Consequences of Data Problems
These initial data problems resulted in two consequences. First, the data had to be obtained directly from the sources being regulated through a voluntary effort because there was no existing legal authority to collect the data within the time frames required for implementing the system. However, industry was cooperative (perhaps because the allocations to installations depended on these data), and participants in the process reported relatively few cases of fraudulent submissions.6
The second consequence of the data problem was that some options for allocating allowances that might have been preferred were simply impractical. For instance, basing allocations on the 1990 emissions in order to reflect ‘‘early action,’’ and to be consistent with the Kyoto Protocol base year, was not feasible.

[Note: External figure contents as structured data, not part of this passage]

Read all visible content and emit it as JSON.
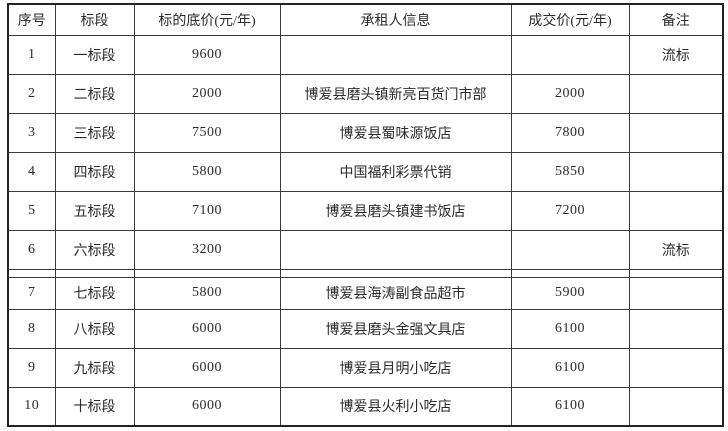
{
  "table": {
    "headers": [
      "序号",
      "标段",
      "标的底价(元/年)",
      "承租人信息",
      "成交价(元/年)",
      "备注"
    ],
    "header_keys": [
      "no",
      "section",
      "base_price",
      "tenant",
      "deal_price",
      "note"
    ],
    "section_break_after_row_index": 5,
    "rows": [
      {
        "no": "1",
        "section": "一标段",
        "base_price": "9600",
        "tenant": "",
        "deal_price": "",
        "note": "流标"
      },
      {
        "no": "2",
        "section": "二标段",
        "base_price": "2000",
        "tenant": "博爱县磨头镇新亮百货门市部",
        "deal_price": "2000",
        "note": ""
      },
      {
        "no": "3",
        "section": "三标段",
        "base_price": "7500",
        "tenant": "博爱县蜀味源饭店",
        "deal_price": "7800",
        "note": ""
      },
      {
        "no": "4",
        "section": "四标段",
        "base_price": "5800",
        "tenant": "中国福利彩票代销",
        "deal_price": "5850",
        "note": ""
      },
      {
        "no": "5",
        "section": "五标段",
        "base_price": "7100",
        "tenant": "博爱县磨头镇建书饭店",
        "deal_price": "7200",
        "note": ""
      },
      {
        "no": "6",
        "section": "六标段",
        "base_price": "3200",
        "tenant": "",
        "deal_price": "",
        "note": "流标"
      },
      {
        "no": "7",
        "section": "七标段",
        "base_price": "5800",
        "tenant": "博爱县海涛副食品超市",
        "deal_price": "5900",
        "note": ""
      },
      {
        "no": "8",
        "section": "八标段",
        "base_price": "6000",
        "tenant": "博爱县磨头金强文具店",
        "deal_price": "6100",
        "note": ""
      },
      {
        "no": "9",
        "section": "九标段",
        "base_price": "6000",
        "tenant": "博爱县月明小吃店",
        "deal_price": "6100",
        "note": ""
      },
      {
        "no": "10",
        "section": "十标段",
        "base_price": "6000",
        "tenant": "博爱县火利小吃店",
        "deal_price": "6100",
        "note": ""
      }
    ]
  }
}
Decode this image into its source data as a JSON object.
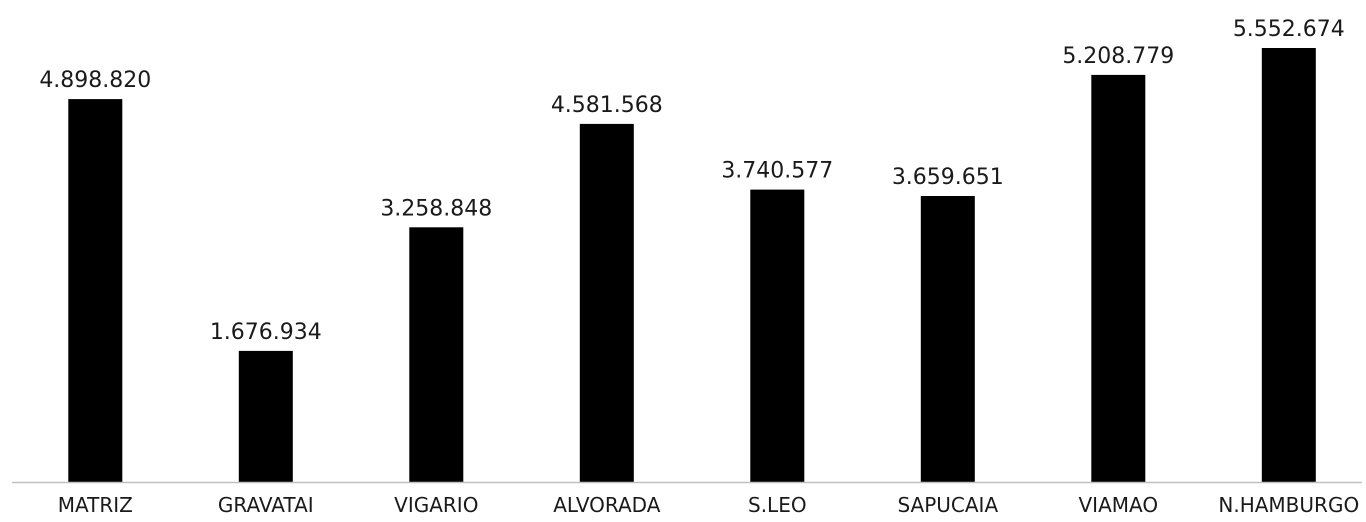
{
  "chart_data": {
    "type": "bar",
    "categories": [
      "MATRIZ",
      "GRAVATAI",
      "VIGARIO",
      "ALVORADA",
      "S.LEO",
      "SAPUCAIA",
      "VIAMAO",
      "N.HAMBURGO"
    ],
    "values": [
      4898820,
      1676934,
      3258848,
      4581568,
      3740577,
      3659651,
      5208779,
      5552674
    ],
    "value_labels": [
      "4.898.820",
      "1.676.934",
      "3.258.848",
      "4.581.568",
      "3.740.577",
      "3.659.651",
      "5.208.779",
      "5.552.674"
    ],
    "title": "",
    "xlabel": "",
    "ylabel": "",
    "ylim": [
      0,
      6000000
    ],
    "grid": false,
    "legend": "none",
    "colors": {
      "bar": "#000000",
      "axis": "#bfbfbf",
      "text": "#1a1a1a"
    }
  }
}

In contrast to some of the other allocation issues in the EU ETS, lack of data was a one-time problem that has now largely been overcome. The necessary data have been collected, allowances allocated to installations, and emissions data are being reported on an installation-by-installation basis. The important lesson for any future emission trading programs is that if allowances are to be allocated to incumbents (i.e., any installation covered by the EU ETS that was in operation when allowances were allocated), as has been the general pattern to date, installation-level data must be available.
Participants in the Allocation Process
The main participants in the allocation process were the European Commission, the member state governments, and the industrial firms that were to be included in the scheme and would be the main recipients of allowances. The role of these participants varied according to the two main issues to be decided: the ‘‘macro’’ decision concerning the total number of allowances to be created by each member state, and the ‘‘micro’’ decision concerning how this total would be allocated to affected firms in each member state. Each member state took the initiative in proposing in its National Allocation Plan (NAP) a total and in specifying the allocation to installations, but both aspects were subject to review by the commission. As discussed in the article by Kruger, Pizer, and Oates (2007), the decentralized, parallel processes by which these decisions were made created some problems. Here, we focus on the role of the commission in coordinating these processes and on the participants in the micro level decisions.
6For example, the German Emissions Trading Authority found few serious discrepancies when it followed up with a later collection of verified baseline emissions data for installations (private communication from Martin Cames). A number of the contributions in Ellerman, Buchner, and Carraro (2007) reported similar findings.